Everything needed for FDA approval.

> no convincing trial evidence

It just sounds like Tamiflu efficacy studies to date haven't been thorough enough to be convincing.

Do we have some evidence to back that up?
I could find one study: https://www.medrxiv.org/content/10.1101/2020.05.02.20080036v...

Conclusion: This study provides the first in vivo evidence that zinc sulfate in combination with hydroxychloroquine may play a role in therapeutic management for COVID-19.

This one is underway: https://clinicaltrials.gov/ct2/show/record/NCT04377646

Do I read that they just found that zinc + hydroxychloroquine was better than just hydroxychloroquine?

That's great but that doesn't exactly tell us that hydroxychloroquine + zinc is better than other therapies or even better than nothing.

The clinical trial is regarding the efficacy as a prophylaxis for a small portion of the population that is most directly exposed.
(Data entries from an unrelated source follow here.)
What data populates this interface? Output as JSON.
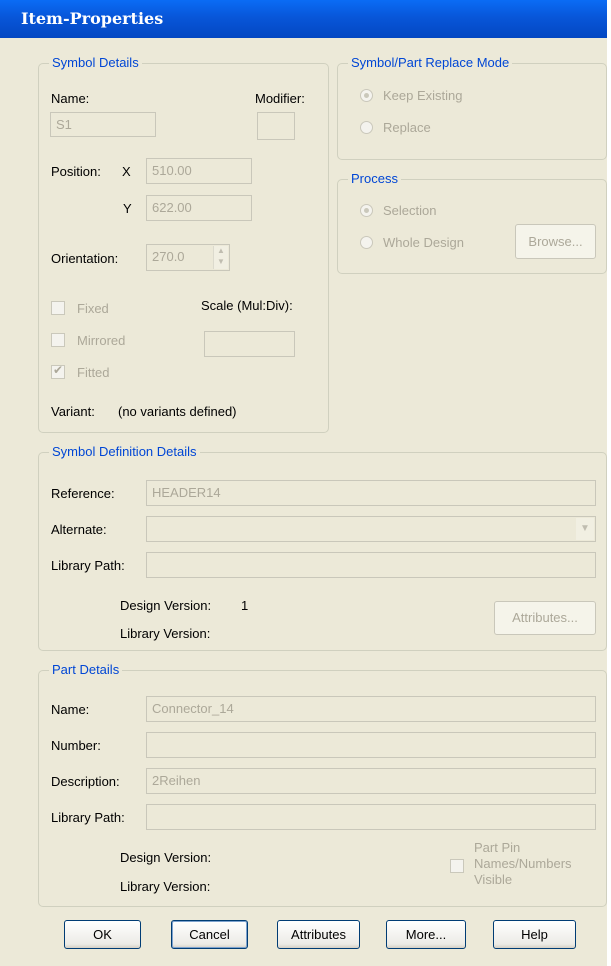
{
  "window": {
    "title": "Item-Properties"
  },
  "symbol_details": {
    "title": "Symbol Details",
    "name_label": "Name:",
    "name_value": "S1",
    "modifier_label": "Modifier:",
    "modifier_value": "",
    "position_label": "Position:",
    "x_label": "X",
    "x_value": "510.00",
    "y_label": "Y",
    "y_value": "622.00",
    "orientation_label": "Orientation:",
    "orientation_value": "270.0",
    "fixed_label": "Fixed",
    "mirrored_label": "Mirrored",
    "fitted_label": "Fitted",
    "scale_label": "Scale (Mul:Div):",
    "scale_value": "",
    "variant_label": "Variant:",
    "variant_value": "(no variants defined)"
  },
  "replace_mode": {
    "title": "Symbol/Part Replace Mode",
    "keep_existing_label": "Keep Existing",
    "replace_label": "Replace",
    "selected": "Keep Existing"
  },
  "process": {
    "title": "Process",
    "selection_label": "Selection",
    "whole_design_label": "Whole Design",
    "browse_label": "Browse...",
    "selected": "Selection"
  },
  "symbol_definition": {
    "title": "Symbol Definition Details",
    "reference_label": "Reference:",
    "reference_value": "HEADER14",
    "alternate_label": "Alternate:",
    "alternate_value": "",
    "library_path_label": "Library Path:",
    "library_path_value": "",
    "design_version_label": "Design Version:",
    "design_version_value": "1",
    "library_version_label": "Library Version:",
    "attributes_label": "Attributes..."
  },
  "part_details": {
    "title": "Part Details",
    "name_label": "Name:",
    "name_value": "Connector_14",
    "number_label": "Number:",
    "number_value": "",
    "description_label": "Description:",
    "description_value": "2Reihen",
    "library_path_label": "Library Path:",
    "library_path_value": "",
    "design_version_label": "Design Version:",
    "library_version_label": "Library Version:",
    "pin_visible_line1": "Part Pin",
    "pin_visible_line2": "Names/Numbers",
    "pin_visible_line3": "Visible"
  },
  "buttons": {
    "ok": "OK",
    "cancel": "Cancel",
    "attributes": "Attributes",
    "more": "More...",
    "help": "Help"
  },
  "colors": {
    "titlebar": "#0856d9",
    "dialog_bg": "#ece9d8",
    "group_title": "#0046d5",
    "disabled_text": "#aca899"
  }
}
It would be great if it works but it will likely not be as useful as a treatment as we can't necessarily give our whole population a years worth without seeing other health consequences.

"They've" observed all sorts of beneficial effects of zinc against viral lung infections fora while, though. "They've" observed hydroxychloroquine molecularly interacts with zinc for at least half a decade.
"Chloroquine is a Zinc Ionophore" (2014): https://www.ncbi.nlm.nih.gov/pmc/articles/PMC4182877/
This also mixes HCQ with CQ, which seems odd. CQ has a worse safety record and HCQ is normally preferred.
This provides data for both.
You're right, I was just confused until I saw the figures where they separated them.
The most impressive one I saw included zinc, but I thought that was unusual. Most do not AFAICT. In fact, zinc may be the beneficial part of that treatment. Any studies on zinc?
Hydroxychloroquine is just ionophore for zinc. It just increases concentration of zinc in cell. Zinc inhibits replication of RNA viruses.

https://journals.plos.org/plospathogens/article?id=10.1371/j...

Yes, zinc is a key part of the proposed prophylactic regimen. Anyone who thought HCQ by itself would be helpful as a ‘cure’ for those who already are suffering an infection misunderstood the original proposal and care more about politics than accuracy. (i.e. Mr. Trump)
Zinc is the purported mechanism of action, but cells can't pick up enough on their own, so an ionophore like hydroxychloroquine might help get more into the cell.

One might ask pointed questions why the original formulation (zinc + ionophore) is so consistently absent from these studies. I don't care one way or the other about the drug, but why are studies widely promoted that are irrelevant to the question?